A major study was made of no treatment with prednisone on alternate days in combination with methotrexate. It demonstrated no success; unfortunately 11 % of the participants lost vision in at least one eye in the study. This unfortunate study confirmed that alternate day dosing with prednisone is not suitable for GCA patients. Other studies have shown that GCA flare symptoms were evident on the alternate days when prednisone wasn’t taken.

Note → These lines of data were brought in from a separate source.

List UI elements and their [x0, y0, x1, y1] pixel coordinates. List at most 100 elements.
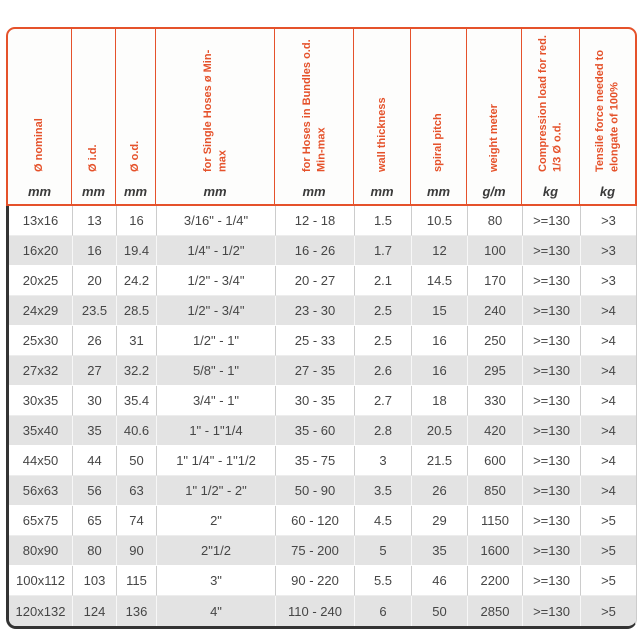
column-header-1: Ø i.d. mm — [72, 29, 116, 204]
table-cell: >4 — [581, 326, 636, 356]
table-cell: 31 — [117, 326, 157, 356]
table-cell: 65 — [73, 506, 117, 536]
table-cell: 103 — [73, 566, 117, 596]
column-header-6: spiral pitch mm — [411, 29, 467, 204]
table-cell: 13 — [73, 206, 117, 236]
table-cell: 4" — [157, 596, 276, 626]
table-cell: 295 — [468, 356, 523, 386]
table-cell: 3/4" - 1" — [157, 386, 276, 416]
column-header-label-area: spiral pitch — [411, 29, 466, 178]
table-cell: >=130 — [523, 536, 581, 566]
table-cell: 20x25 — [9, 266, 73, 296]
table-cell: 100 — [468, 236, 523, 266]
table-cell: 1.7 — [355, 236, 412, 266]
table-row: 120x132 124 136 4" 110 - 240 6 50 2850 >=130 >5 — [9, 596, 636, 626]
table-cell: 50 — [412, 596, 468, 626]
column-header-4: for Hoses in Bundles o.d. Min-max mm — [275, 29, 354, 204]
column-header-label: Tensile force needed to elongate of 100% — [594, 49, 621, 172]
table-cell: 27 - 35 — [276, 356, 355, 386]
table-cell: 50 - 90 — [276, 476, 355, 506]
table-cell: >=130 — [523, 236, 581, 266]
table-cell: 2.6 — [355, 356, 412, 386]
column-header-label-area: weight meter — [467, 29, 521, 178]
table-cell: 1/2" - 1" — [157, 326, 276, 356]
table-cell: 13x16 — [9, 206, 73, 236]
table-cell: 110 - 240 — [276, 596, 355, 626]
table-cell: 46 — [412, 566, 468, 596]
column-unit-label: mm — [81, 183, 106, 199]
table-cell: 1.5 — [355, 206, 412, 236]
table-cell: 2.7 — [355, 386, 412, 416]
hose-spec-table: Ø nominal mm Ø i.d. mm Ø o.d. mm for Single Ho… — [6, 27, 637, 629]
table-cell: >4 — [581, 386, 636, 416]
table-cell: 80 — [468, 206, 523, 236]
table-cell: 40.6 — [117, 416, 157, 446]
table-cell: 2" — [157, 506, 276, 536]
table-cell: 1" 1/2" - 2" — [157, 476, 276, 506]
table-cell: >5 — [581, 566, 636, 596]
table-cell: 2850 — [468, 596, 523, 626]
table-cell: 20 — [73, 266, 117, 296]
table-cell: 1150 — [468, 506, 523, 536]
table-cell: 56 — [73, 476, 117, 506]
table-header: Ø nominal mm Ø i.d. mm Ø o.d. mm for Single Ho… — [6, 27, 637, 206]
table-cell: >=130 — [523, 566, 581, 596]
table-cell: 3.5 — [355, 476, 412, 506]
table-cell: 240 — [468, 296, 523, 326]
table-cell: 1" - 1"1/4 — [157, 416, 276, 446]
table-cell: 16x20 — [9, 236, 73, 266]
table-cell: >4 — [581, 416, 636, 446]
table-cell: 2.8 — [355, 416, 412, 446]
column-header-label: Ø nominal — [33, 118, 46, 172]
table-cell: 18 — [412, 386, 468, 416]
table-cell: >5 — [581, 506, 636, 536]
column-header-label-area: for Single Hoses ø Min-max — [156, 29, 274, 178]
table-cell: 16 — [117, 206, 157, 236]
table-cell: 1" 1/4" - 1"1/2 — [157, 446, 276, 476]
table-cell: 65x75 — [9, 506, 73, 536]
table-cell: 60 - 120 — [276, 506, 355, 536]
table-cell: 1/2" - 3/4" — [157, 266, 276, 296]
table-cell: 5 — [355, 536, 412, 566]
column-header-label: spiral pitch — [432, 113, 445, 172]
table-body: 13x16 13 16 3/16" - 1/4" 12 - 18 1.5 10.5 80 >=1… — [6, 206, 637, 629]
table-cell: 23 - 30 — [276, 296, 355, 326]
table-cell: 35 — [412, 536, 468, 566]
table-row: 65x75 65 74 2" 60 - 120 4.5 29 1150 >=130 >5 — [9, 506, 636, 536]
table-cell: 26 — [412, 476, 468, 506]
table-cell: 6 — [355, 596, 412, 626]
table-cell: 63 — [117, 476, 157, 506]
table-cell: >=130 — [523, 296, 581, 326]
column-header-3: for Single Hoses ø Min-max mm — [156, 29, 275, 204]
table-cell: 27x32 — [9, 356, 73, 386]
column-unit-label: g/m — [482, 183, 506, 199]
column-unit-label: mm — [426, 183, 451, 199]
table-cell: 3/16" - 1/4" — [157, 206, 276, 236]
table-cell: 250 — [468, 326, 523, 356]
column-header-label: for Hoses in Bundles o.d. Min-max — [300, 39, 327, 172]
column-header-label: for Single Hoses ø Min-max — [201, 49, 228, 172]
table-cell: 14.5 — [412, 266, 468, 296]
table-cell: 1600 — [468, 536, 523, 566]
column-header-label: Compression load for red. 1/3 Ø o.d. — [537, 35, 564, 172]
table-cell: 35x40 — [9, 416, 73, 446]
column-header-0: Ø nominal mm — [8, 29, 72, 204]
table-cell: 27 — [73, 356, 117, 386]
column-header-label-area: Ø i.d. — [72, 29, 115, 178]
table-cell: >=130 — [523, 206, 581, 236]
table-cell: >=130 — [523, 386, 581, 416]
table-cell: 2.5 — [355, 326, 412, 356]
table-cell: >4 — [581, 446, 636, 476]
table-cell: 1/2" - 3/4" — [157, 296, 276, 326]
column-header-label: Ø o.d. — [129, 140, 142, 172]
table-cell: 136 — [117, 596, 157, 626]
table-cell: >=130 — [523, 446, 581, 476]
table-cell: >=130 — [523, 596, 581, 626]
table-row: 56x63 56 63 1" 1/2" - 2" 50 - 90 3.5 26 850 >=13… — [9, 476, 636, 506]
table-cell: 5/8" - 1" — [157, 356, 276, 386]
table-cell: 1/4" - 1/2" — [157, 236, 276, 266]
table-cell: 25x30 — [9, 326, 73, 356]
table-cell: >5 — [601, 603, 616, 619]
column-header-5: wall thickness mm — [354, 29, 411, 204]
table-cell: 2.1 — [355, 266, 412, 296]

In 2005 Pearl tried a reduced amount of prednisone on alternate days in combination with methotrexate. Her prednisone doses were 12 mg, then 8 mg, then 12 mg, etc. She found that on the low prednisone day she was undertreated so after four months the treatment was changed back to the normal dosage every day. Methotrexate was discontinued because of the stomach pain either it or folic acid supplements caused and it appeared to be ineffective.
Aspirin - Aspirin has anti-inflammatory properties so it is recommended by some, especially when arteries are inflamed. Pearl was allergic to aspirin so it was never a consideration for her.Infliximab - A major study was made based on Infliximab therapy in 2004 – it was stopped at the mid-point because of lack of efficacy.
Etanercept, azathioprine, cyclophosphamide, dapsone, adalimumab and rituximab - Each of these medications has shown promise as an alternative or adjunctive medication to prednisone on a small population basis. One is usually tried if prednisone isn’t effective at reasonable dose levels. Success has been reported as well as failures. These are considered to be high risk medications having the potential for serious side effects. An example is this observation extracted from one of the articles concerning rituximab: "We describe a patient with polymyalgia rheumatica/giant cell arteritis (PMR/GCA) whose disease was refractory to a reduction in the dose of her glucocorticoid to an acceptable level. Our patient improved after B lymphocyte depletion but developed respiratory problems."
Imatinib mesylate - Research has been reported that Imatinib-mesylate may offer therapeutic potential to limit vascular occlusion and ischemic complications in large-vessel vasculitis. This is a recent study – it is not a currently viable treatment for GCA but might be promising for the future.